Which, if any, of the potential sources of bias may be relevant in a given study strongly depends on the specific circumstances under which a cancer registry is operating. Therefore, when choosing an analytic strategy, the specific circumstances of registration of the registries involved should be taken into account along with other aspects, such as up-to-dateness of cancer survival data.

When looking at our data, the following limitations should be considered. Results were presented for 5-year relative survival rates only, as these are the survival rates most commonly reported by population-based cancer registries. We also carried out analogous analyses for 5-year absolute survival rates. However, patterns were generally very similar, and they were therefore not shown separately to save space. Finally, we focused on very specific, relatively extreme patterns of entirely selective underascertainment of cases to illustrate the general principles. In practice, the impact of underascertainment of patients with relatively poor prognosis and of patients with relatively good prognosis would usually partly (and sometimes fully) cancel out, leading to smaller biases than those shown in our analysis.

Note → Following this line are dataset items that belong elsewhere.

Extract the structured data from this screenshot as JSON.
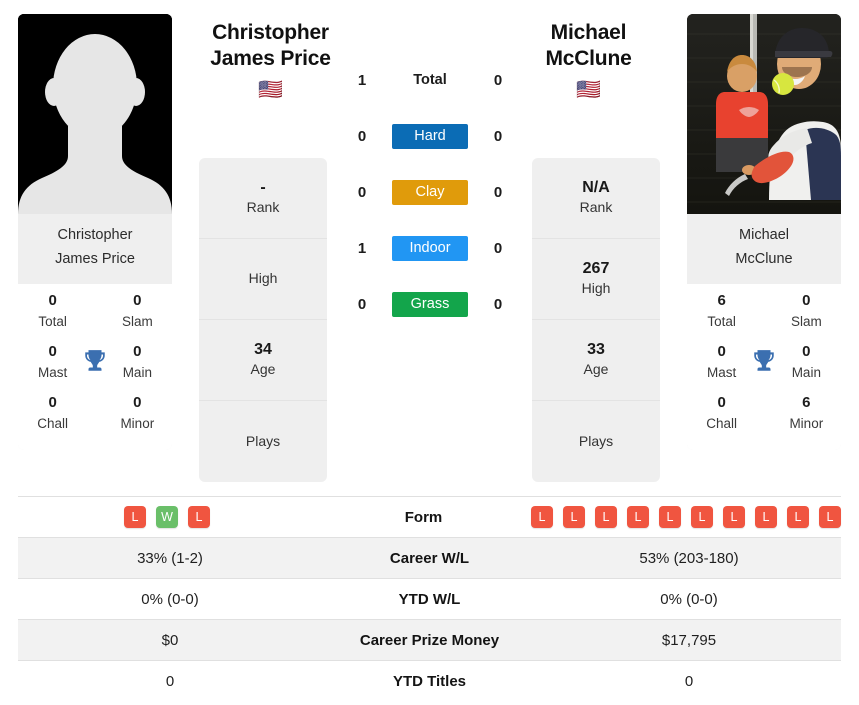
{
  "players": {
    "left": {
      "name": "Christopher James Price",
      "name_line1": "Christopher",
      "name_line2": "James Price",
      "flag": "🇺🇸",
      "photo_caption_line1": "Christopher",
      "photo_caption_line2": "James Price",
      "avatar_type": "silhouette-placeholder",
      "stat_cards": [
        {
          "value": "-",
          "label": "Rank"
        },
        {
          "value": "",
          "label": "High"
        },
        {
          "value": "34",
          "label": "Age"
        },
        {
          "value": "",
          "label": "Plays"
        }
      ],
      "titles": [
        {
          "value": "0",
          "label": "Total"
        },
        {
          "value": "0",
          "label": "Slam"
        },
        {
          "value": "0",
          "label": "Mast"
        },
        {
          "value": "0",
          "label": "Main"
        },
        {
          "value": "0",
          "label": "Chall"
        },
        {
          "value": "0",
          "label": "Minor"
        }
      ],
      "form": [
        "L",
        "W",
        "L"
      ],
      "career_wl": "33% (1-2)",
      "ytd_wl": "0% (0-0)",
      "career_prize_money": "$0",
      "ytd_titles": "0"
    },
    "right": {
      "name": "Michael McClune",
      "name_line1": "Michael",
      "name_line2": "McClune",
      "flag": "🇺🇸",
      "photo_caption_line1": "Michael",
      "photo_caption_line2": "McClune",
      "avatar_type": "photo",
      "stat_cards": [
        {
          "value": "N/A",
          "label": "Rank"
        },
        {
          "value": "267",
          "label": "High"
        },
        {
          "value": "33",
          "label": "Age"
        },
        {
          "value": "",
          "label": "Plays"
        }
      ],
      "titles": [
        {
          "value": "6",
          "label": "Total"
        },
        {
          "value": "0",
          "label": "Slam"
        },
        {
          "value": "0",
          "label": "Mast"
        },
        {
          "value": "0",
          "label": "Main"
        },
        {
          "value": "0",
          "label": "Chall"
        },
        {
          "value": "6",
          "label": "Minor"
        }
      ],
      "form": [
        "L",
        "L",
        "L",
        "L",
        "L",
        "L",
        "L",
        "L",
        "L",
        "L"
      ],
      "career_wl": "53% (203-180)",
      "ytd_wl": "0% (0-0)",
      "career_prize_money": "$17,795",
      "ytd_titles": "0"
    }
  },
  "head_to_head": {
    "rows": [
      {
        "label": "Total",
        "left": "1",
        "right": "0",
        "color": "",
        "style": "plain"
      },
      {
        "label": "Hard",
        "left": "0",
        "right": "0",
        "color": "#0b6cb5",
        "style": "pill"
      },
      {
        "label": "Clay",
        "left": "0",
        "right": "0",
        "color": "#e09b0b",
        "style": "pill"
      },
      {
        "label": "Indoor",
        "left": "1",
        "right": "0",
        "color": "#2196f3",
        "style": "pill"
      },
      {
        "label": "Grass",
        "left": "0",
        "right": "0",
        "color": "#13a54b",
        "style": "pill"
      }
    ]
  },
  "stats_table": {
    "rows": [
      {
        "label": "Form",
        "key": "form",
        "type": "badges"
      },
      {
        "label": "Career W/L",
        "key": "career_wl",
        "type": "text"
      },
      {
        "label": "YTD W/L",
        "key": "ytd_wl",
        "type": "text"
      },
      {
        "label": "Career Prize Money",
        "key": "career_prize_money",
        "type": "text"
      },
      {
        "label": "YTD Titles",
        "key": "ytd_titles",
        "type": "text"
      }
    ]
  },
  "colors": {
    "win_badge": "#6abf69",
    "loss_badge": "#f05540",
    "trophy": "#3b6fb0",
    "card_bg": "#efefef",
    "row_alt_bg": "#f2f2f2"
  }
}
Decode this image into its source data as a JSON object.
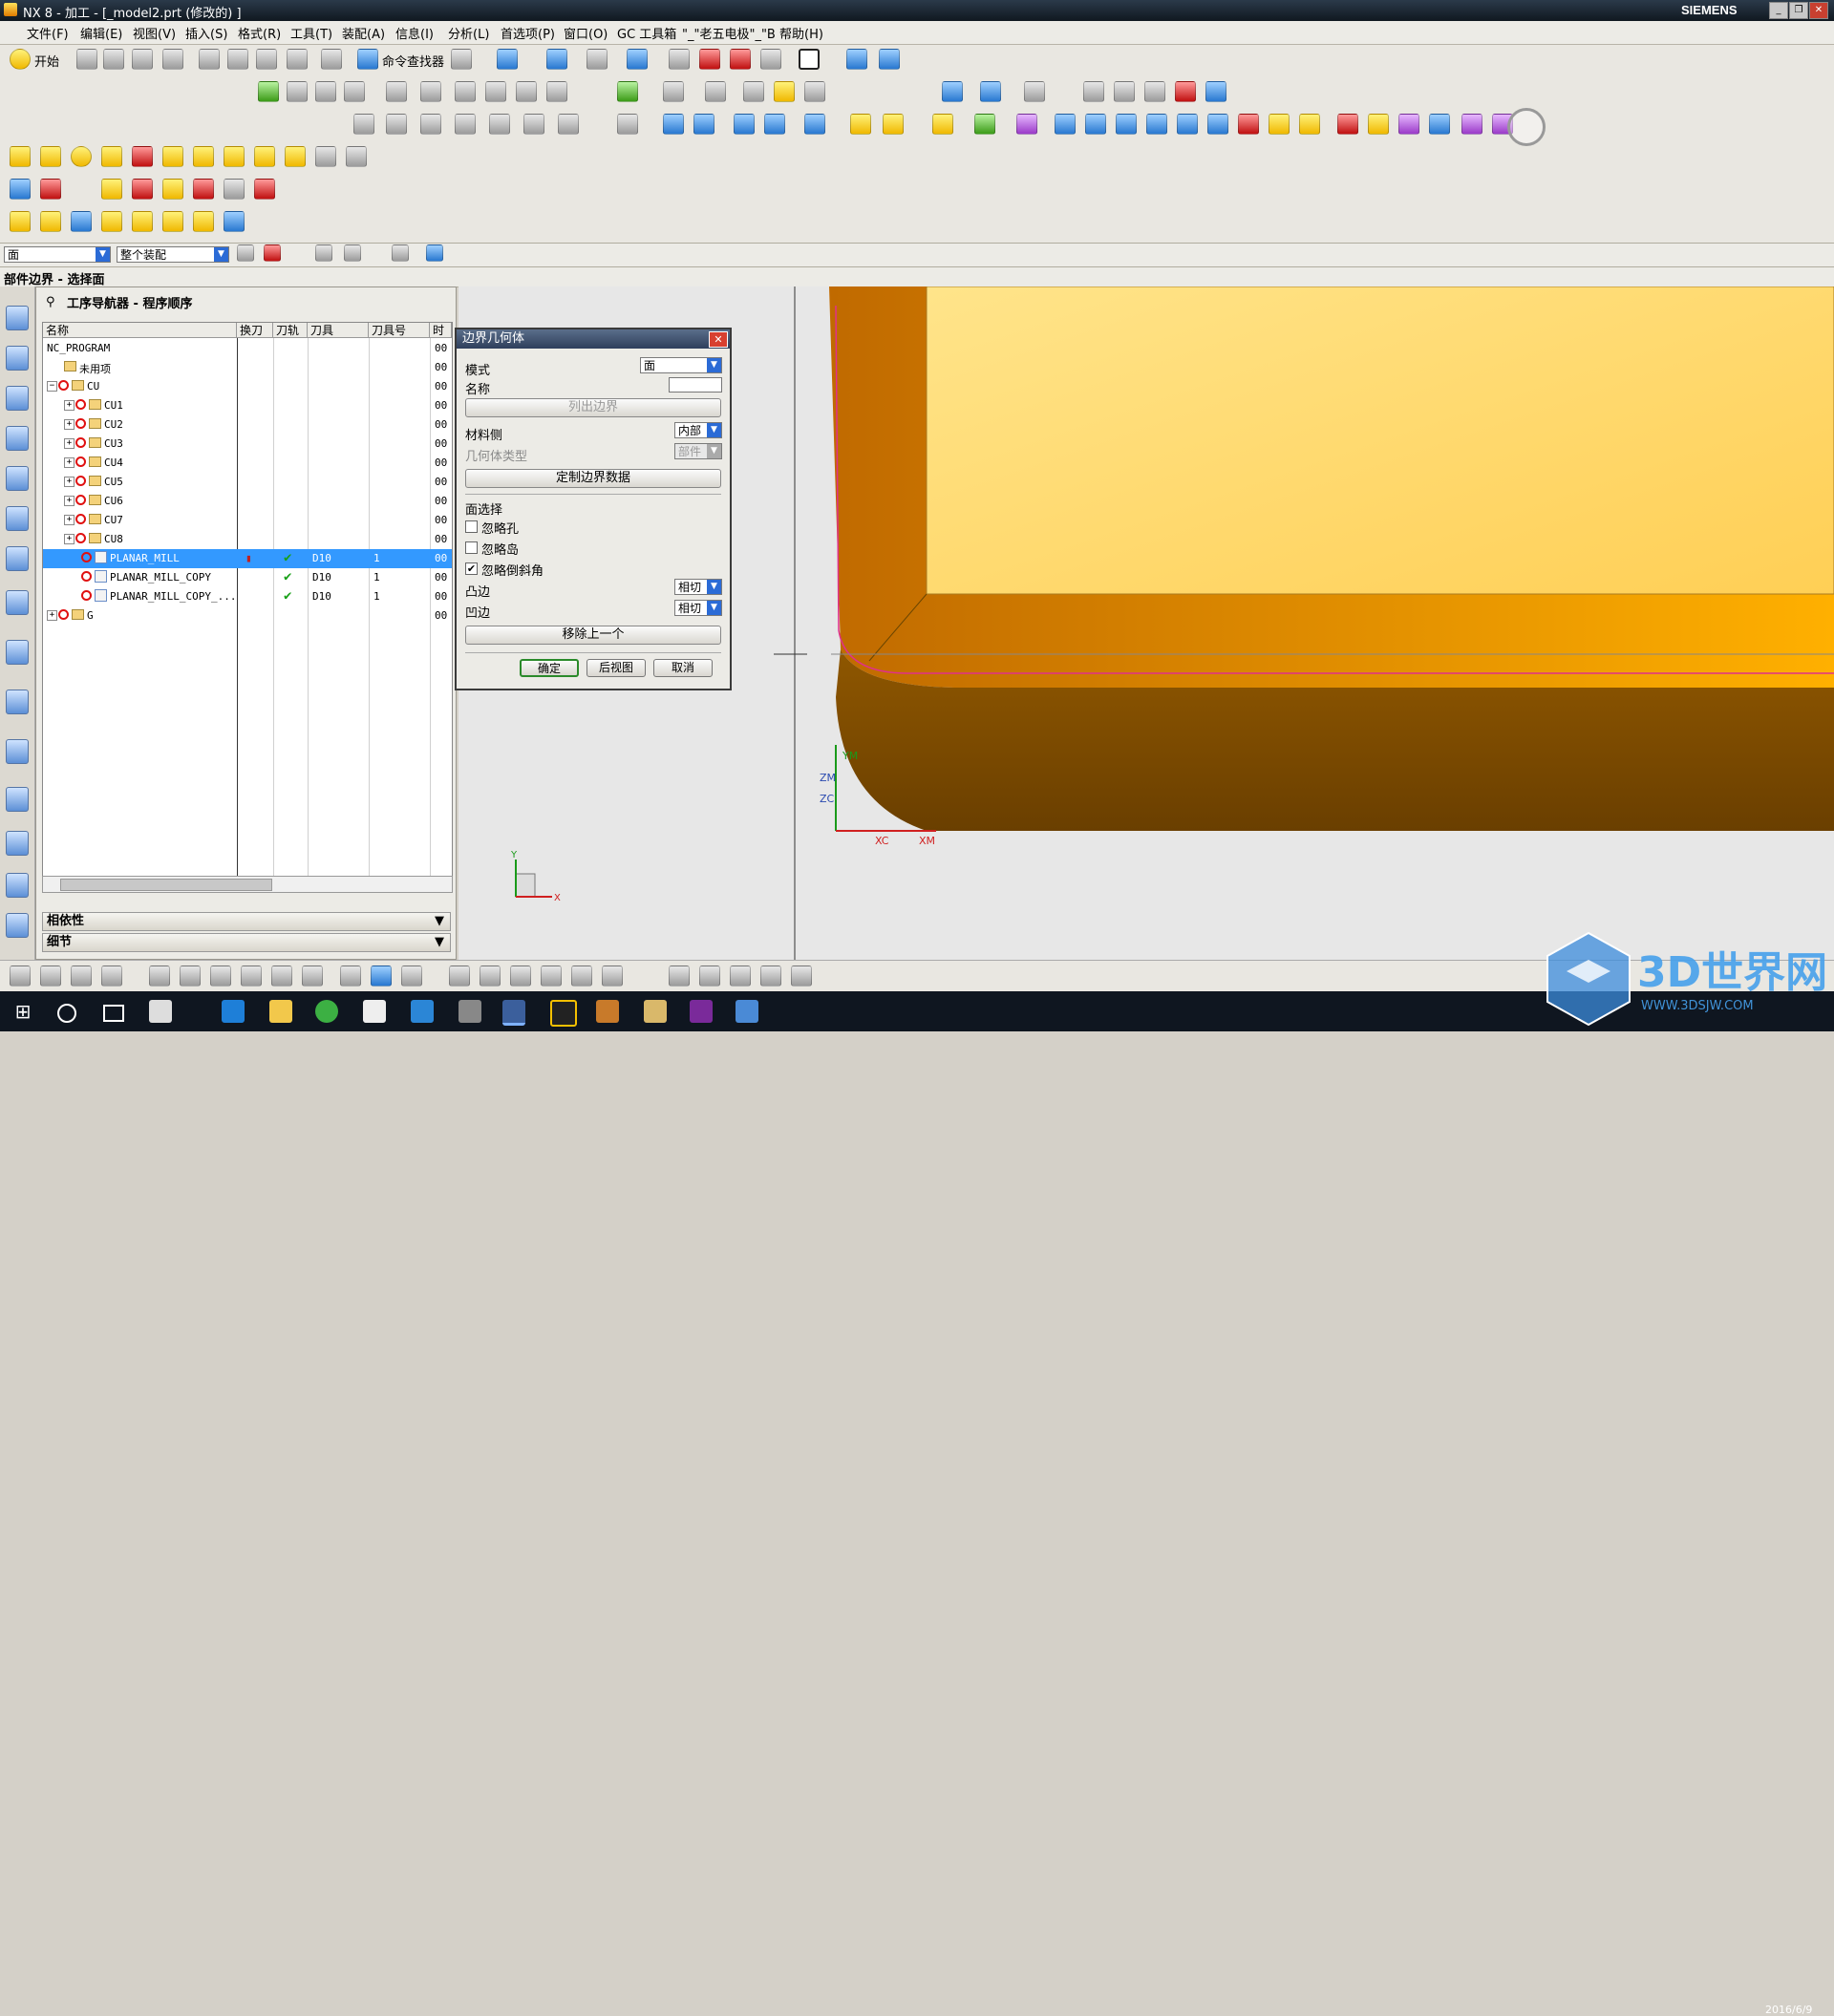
{
  "window": {
    "title": "NX 8 - 加工 - [_model2.prt (修改的) ]",
    "brand": "SIEMENS",
    "controls": [
      "_",
      "❐",
      "✕"
    ]
  },
  "menu": {
    "items": [
      "文件(F)",
      "编辑(E)",
      "视图(V)",
      "插入(S)",
      "格式(R)",
      "工具(T)",
      "装配(A)",
      "信息(I)",
      "分析(L)",
      "首选项(P)",
      "窗口(O)",
      "GC 工具箱",
      "\"_\"老五电极\"_\"B",
      "帮助(H)"
    ]
  },
  "toolbar": {
    "start_label": "开始",
    "cmd_finder_label": "命令查找器"
  },
  "selection_bar": {
    "filter_value": "面",
    "scope_value": "整个装配"
  },
  "status": {
    "prompt": "部件边界 - 选择面"
  },
  "navigator": {
    "title": "工序导航器 - 程序顺序",
    "columns": [
      "名称",
      "换刀",
      "刀轨",
      "刀具",
      "刀具号",
      "时"
    ],
    "rows": [
      {
        "indent": 0,
        "name": "NC_PROGRAM",
        "tool": "",
        "toolno": "",
        "time": "00",
        "path_ok": false,
        "toolchange": false,
        "selected": false,
        "type": "root"
      },
      {
        "indent": 1,
        "name": "未用项",
        "tool": "",
        "toolno": "",
        "time": "00",
        "path_ok": false,
        "toolchange": false,
        "selected": false,
        "type": "folder"
      },
      {
        "indent": 0,
        "name": "CU",
        "tool": "",
        "toolno": "",
        "time": "00",
        "path_ok": false,
        "toolchange": false,
        "selected": false,
        "type": "group"
      },
      {
        "indent": 1,
        "name": "CU1",
        "tool": "",
        "toolno": "",
        "time": "00",
        "path_ok": false,
        "toolchange": false,
        "selected": false,
        "type": "group"
      },
      {
        "indent": 1,
        "name": "CU2",
        "tool": "",
        "toolno": "",
        "time": "00",
        "path_ok": false,
        "toolchange": false,
        "selected": false,
        "type": "group"
      },
      {
        "indent": 1,
        "name": "CU3",
        "tool": "",
        "toolno": "",
        "time": "00",
        "path_ok": false,
        "toolchange": false,
        "selected": false,
        "type": "group"
      },
      {
        "indent": 1,
        "name": "CU4",
        "tool": "",
        "toolno": "",
        "time": "00",
        "path_ok": false,
        "toolchange": false,
        "selected": false,
        "type": "group"
      },
      {
        "indent": 1,
        "name": "CU5",
        "tool": "",
        "toolno": "",
        "time": "00",
        "path_ok": false,
        "toolchange": false,
        "selected": false,
        "type": "group"
      },
      {
        "indent": 1,
        "name": "CU6",
        "tool": "",
        "toolno": "",
        "time": "00",
        "path_ok": false,
        "toolchange": false,
        "selected": false,
        "type": "group"
      },
      {
        "indent": 1,
        "name": "CU7",
        "tool": "",
        "toolno": "",
        "time": "00",
        "path_ok": false,
        "toolchange": false,
        "selected": false,
        "type": "group"
      },
      {
        "indent": 1,
        "name": "CU8",
        "tool": "",
        "toolno": "",
        "time": "00",
        "path_ok": false,
        "toolchange": false,
        "selected": false,
        "type": "group"
      },
      {
        "indent": 2,
        "name": "PLANAR_MILL",
        "tool": "D10",
        "toolno": "1",
        "time": "00",
        "path_ok": true,
        "toolchange": true,
        "selected": true,
        "type": "op"
      },
      {
        "indent": 2,
        "name": "PLANAR_MILL_COPY",
        "tool": "D10",
        "toolno": "1",
        "time": "00",
        "path_ok": true,
        "toolchange": false,
        "selected": false,
        "type": "op"
      },
      {
        "indent": 2,
        "name": "PLANAR_MILL_COPY_...",
        "tool": "D10",
        "toolno": "1",
        "time": "00",
        "path_ok": true,
        "toolchange": false,
        "selected": false,
        "type": "op"
      },
      {
        "indent": 0,
        "name": "G",
        "tool": "",
        "toolno": "",
        "time": "00",
        "path_ok": false,
        "toolchange": false,
        "selected": false,
        "type": "group"
      }
    ],
    "panels": [
      "相依性",
      "细节"
    ]
  },
  "dialog": {
    "title": "边界几何体",
    "mode_label": "模式",
    "mode_value": "面",
    "name_label": "名称",
    "name_value": "",
    "list_boundary_button": "列出边界",
    "material_side_label": "材料侧",
    "material_side_value": "内部",
    "geometry_type_label": "几何体类型",
    "geometry_type_value": "部件",
    "custom_boundary_button": "定制边界数据",
    "face_select_label": "面选择",
    "ignore_holes_label": "忽略孔",
    "ignore_holes": false,
    "ignore_islands_label": "忽略岛",
    "ignore_islands": false,
    "ignore_chamfers_label": "忽略倒斜角",
    "ignore_chamfers": true,
    "convex_label": "凸边",
    "convex_value": "相切",
    "concave_label": "凹边",
    "concave_value": "相切",
    "remove_last_button": "移除上一个",
    "ok_button": "确定",
    "back_button": "后视图",
    "cancel_button": "取消"
  },
  "viewport": {
    "axis_labels": {
      "ym": "YM",
      "zm": "ZM",
      "zc": "ZC",
      "xc": "XC",
      "xm": "XM"
    },
    "triad_labels": {
      "y": "Y",
      "x": "X"
    }
  },
  "taskbar": {
    "clock_date": "2016/6/9"
  },
  "watermark": {
    "text": "3D世界网",
    "url": "WWW.3DSJW.COM"
  },
  "colors": {
    "part_top": "#ffd966",
    "part_side": "#7a4a00",
    "selection": "#3399ff",
    "dialog_title": "#2f3f5c"
  }
}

Despite these limitations, our analysis illustrates the potential impact of incompleteness of cancer registration on various types of population-based monitoring of survival. The identified patterns could be valuable for decisions regarding the best analytic strategy in specific situations. The analyses also underline once more the crucial requirement of high levels of completeness for the use of population-based cancer registration.